According to the Department of Justice, “this is one of the highest repayments made by a bankruptcy professional for alleged non-compliance with disclosure rules.”
Under the Bankruptcy Code and Rules, the retention and payment of a professional firm by a debtor company in bankruptcy is contingent upon approval by the bankruptcy court after the firm discloses all its connections to the debtor, creditors, and other parties. These strict disclosure requirements allow the court, USTP, and parties involved in the case to identify any conflicts of interest that may taint the professional’s advice and favor one interested party over another.
The USTP alleged that McKinsey made insufficient disclosures about its clients and investments in certain entities connected with the debtors that employed McKinsey to provide financial advice on their respective bankruptcy reorganizations. Specifically, the USTP alleged in court filings that McKinsey failed to identify clients who were connected with the debtors it represented and lacked candor regarding its investments in entities that could create a conflict of interest.
“This settlement ensures that McKinsey is held accountable for its conduct,” USTP Director Cliff White said in a statement. “Transparency is the linchpin of the bankruptcy system and professionals employed in bankruptcy cases must be free of conflicts of interest.”
“McKinsey failed to satisfy its obligations under bankruptcy law and demonstrated a lack of candor with the court and USTP,” White added. “This settlement ensures that McKinsey is held to the same standards applicable to all professionals who participate in bankruptcy cases. If this conduct is repeated in future cases, we will seek even more far-reaching remedies.”

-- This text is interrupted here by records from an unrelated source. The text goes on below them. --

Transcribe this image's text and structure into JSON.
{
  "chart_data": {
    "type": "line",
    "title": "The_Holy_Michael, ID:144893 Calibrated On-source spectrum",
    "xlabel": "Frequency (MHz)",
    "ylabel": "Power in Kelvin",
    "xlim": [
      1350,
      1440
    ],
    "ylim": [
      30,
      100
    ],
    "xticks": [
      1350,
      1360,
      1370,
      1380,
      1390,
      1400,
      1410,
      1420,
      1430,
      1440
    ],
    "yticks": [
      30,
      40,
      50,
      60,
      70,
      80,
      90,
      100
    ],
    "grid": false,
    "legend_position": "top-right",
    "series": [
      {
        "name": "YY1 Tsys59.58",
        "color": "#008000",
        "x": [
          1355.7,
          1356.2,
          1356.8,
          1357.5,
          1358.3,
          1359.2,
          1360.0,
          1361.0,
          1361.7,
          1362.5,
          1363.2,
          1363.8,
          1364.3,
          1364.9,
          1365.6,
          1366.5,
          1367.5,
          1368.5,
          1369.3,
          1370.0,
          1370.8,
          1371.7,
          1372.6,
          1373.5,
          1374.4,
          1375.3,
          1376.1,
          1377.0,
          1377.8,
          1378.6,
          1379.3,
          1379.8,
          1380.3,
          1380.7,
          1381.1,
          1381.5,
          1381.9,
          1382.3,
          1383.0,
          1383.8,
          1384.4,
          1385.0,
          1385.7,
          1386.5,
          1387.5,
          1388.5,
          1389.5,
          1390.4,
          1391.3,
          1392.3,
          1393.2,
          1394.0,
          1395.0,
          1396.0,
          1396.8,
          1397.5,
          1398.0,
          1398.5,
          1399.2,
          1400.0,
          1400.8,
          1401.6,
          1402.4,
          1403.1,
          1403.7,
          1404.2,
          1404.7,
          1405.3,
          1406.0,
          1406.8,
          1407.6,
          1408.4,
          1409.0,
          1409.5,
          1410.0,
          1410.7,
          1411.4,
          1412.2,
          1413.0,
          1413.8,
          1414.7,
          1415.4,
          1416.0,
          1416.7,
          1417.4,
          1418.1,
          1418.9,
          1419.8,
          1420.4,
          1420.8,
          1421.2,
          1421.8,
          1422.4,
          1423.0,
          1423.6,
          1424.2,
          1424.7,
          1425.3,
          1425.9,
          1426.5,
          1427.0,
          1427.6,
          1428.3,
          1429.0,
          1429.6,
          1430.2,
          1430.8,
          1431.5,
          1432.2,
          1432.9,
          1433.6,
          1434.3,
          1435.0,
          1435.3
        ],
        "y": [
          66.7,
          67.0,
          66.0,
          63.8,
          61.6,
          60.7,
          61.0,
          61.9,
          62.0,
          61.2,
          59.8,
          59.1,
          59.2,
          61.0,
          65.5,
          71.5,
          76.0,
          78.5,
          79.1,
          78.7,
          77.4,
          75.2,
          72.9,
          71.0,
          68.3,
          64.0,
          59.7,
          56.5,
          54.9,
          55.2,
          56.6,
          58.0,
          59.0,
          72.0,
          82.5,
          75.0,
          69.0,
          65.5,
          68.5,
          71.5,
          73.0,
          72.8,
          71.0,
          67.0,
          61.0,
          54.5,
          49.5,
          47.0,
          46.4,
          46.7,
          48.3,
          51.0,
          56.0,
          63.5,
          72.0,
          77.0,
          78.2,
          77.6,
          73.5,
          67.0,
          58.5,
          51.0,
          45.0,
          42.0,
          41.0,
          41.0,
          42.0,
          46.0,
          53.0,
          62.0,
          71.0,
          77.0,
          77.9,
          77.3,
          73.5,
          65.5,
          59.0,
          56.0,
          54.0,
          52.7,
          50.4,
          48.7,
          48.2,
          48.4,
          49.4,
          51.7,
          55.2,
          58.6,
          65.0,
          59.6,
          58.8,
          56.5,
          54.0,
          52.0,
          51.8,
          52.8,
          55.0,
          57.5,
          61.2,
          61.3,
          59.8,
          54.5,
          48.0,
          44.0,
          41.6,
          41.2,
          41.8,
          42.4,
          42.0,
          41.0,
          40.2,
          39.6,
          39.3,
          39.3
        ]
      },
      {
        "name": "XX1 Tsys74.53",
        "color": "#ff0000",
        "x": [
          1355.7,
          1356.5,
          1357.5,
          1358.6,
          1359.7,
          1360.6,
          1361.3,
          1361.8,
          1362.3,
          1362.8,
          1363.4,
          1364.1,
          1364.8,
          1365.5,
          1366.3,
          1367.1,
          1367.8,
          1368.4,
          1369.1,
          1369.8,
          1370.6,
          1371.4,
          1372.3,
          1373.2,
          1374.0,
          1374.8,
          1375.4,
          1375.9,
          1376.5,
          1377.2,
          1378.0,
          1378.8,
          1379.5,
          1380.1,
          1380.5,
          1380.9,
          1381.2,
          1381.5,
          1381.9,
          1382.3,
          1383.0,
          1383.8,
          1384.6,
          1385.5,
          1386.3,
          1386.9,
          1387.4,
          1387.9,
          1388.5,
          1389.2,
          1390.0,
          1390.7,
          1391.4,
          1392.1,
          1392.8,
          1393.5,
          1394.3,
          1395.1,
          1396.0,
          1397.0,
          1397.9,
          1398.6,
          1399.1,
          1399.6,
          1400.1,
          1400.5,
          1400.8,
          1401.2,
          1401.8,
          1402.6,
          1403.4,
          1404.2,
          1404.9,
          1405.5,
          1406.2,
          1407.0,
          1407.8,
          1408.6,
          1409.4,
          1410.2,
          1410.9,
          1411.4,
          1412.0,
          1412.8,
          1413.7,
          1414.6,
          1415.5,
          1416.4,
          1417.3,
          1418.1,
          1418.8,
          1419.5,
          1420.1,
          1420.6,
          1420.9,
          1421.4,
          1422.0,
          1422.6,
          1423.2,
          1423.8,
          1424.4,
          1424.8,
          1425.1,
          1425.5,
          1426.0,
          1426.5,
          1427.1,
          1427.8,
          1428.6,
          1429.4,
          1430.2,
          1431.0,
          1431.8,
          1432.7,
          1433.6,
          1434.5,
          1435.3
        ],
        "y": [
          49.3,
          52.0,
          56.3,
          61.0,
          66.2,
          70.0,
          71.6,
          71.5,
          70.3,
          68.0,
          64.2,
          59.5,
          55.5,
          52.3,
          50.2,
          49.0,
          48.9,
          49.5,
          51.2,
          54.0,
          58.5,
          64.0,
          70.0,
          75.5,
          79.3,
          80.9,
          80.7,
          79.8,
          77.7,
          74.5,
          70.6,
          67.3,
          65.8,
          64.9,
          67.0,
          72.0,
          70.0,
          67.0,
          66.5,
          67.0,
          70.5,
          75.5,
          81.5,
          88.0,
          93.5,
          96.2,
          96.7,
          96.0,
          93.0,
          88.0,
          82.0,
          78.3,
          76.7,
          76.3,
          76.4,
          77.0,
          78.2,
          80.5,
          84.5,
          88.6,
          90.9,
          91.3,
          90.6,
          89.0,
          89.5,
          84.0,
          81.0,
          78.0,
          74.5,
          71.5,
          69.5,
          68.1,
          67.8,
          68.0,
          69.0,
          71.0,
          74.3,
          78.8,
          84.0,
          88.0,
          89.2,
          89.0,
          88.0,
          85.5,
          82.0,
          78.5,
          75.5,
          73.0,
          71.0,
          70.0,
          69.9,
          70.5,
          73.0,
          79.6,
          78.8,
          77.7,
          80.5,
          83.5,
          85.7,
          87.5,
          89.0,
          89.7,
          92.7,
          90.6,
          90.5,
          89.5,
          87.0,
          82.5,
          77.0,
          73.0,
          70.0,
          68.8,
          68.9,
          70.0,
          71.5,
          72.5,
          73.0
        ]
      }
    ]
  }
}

Under terms of the settlement, McKinsey agrees to pay $15 million in three bankruptcy cases to remedy inadequate disclosures of connections and to make additional disclosures. The payment will be distributed to the creditors and other parties in accordance with the reorganization plans approved by the courts or other applicable law.
The USTP agreed not to bring additional actions in these and other cases based on McKinsey’s past disclosures. If facts later show that those disclosures contained material misrepresentations or omissions that would have rendered McKinsey not disinterested or otherwise disqualified from retention, then the USTP is free to seek disqualification from employment, disgorgement of fees, and other remedies in the settled cases.
The U.S. Trustee Program is a part of the Justice Department that protects the integrity of the bankruptcy system by overseeing case administration and litigating to enforce the bankruptcy laws.
Judge Marvin Isgur of the U.S. Bankruptcy Court for the Southern District of Texas oversaw the mediation of the case.
“The settlement does not opine in any way on the adequacy of McKinsey’s prior disclosures and, as Judge Isgur noted, the proposed settlement resolves ‘good faith disputes concerning the application of Bankruptcy Rule 2014.’ McKinsey has agreed to this settlement in order to move forward and focus on serving its clients.”
“In reaching the agreement, McKinsey did not admit that any of its disclosures were insufficient or noncompliant, and the settlement does not in any way constitute an admission of liability or misconduct by McKinsey or any of its employees, officers, directors or agents,” McKinsey said.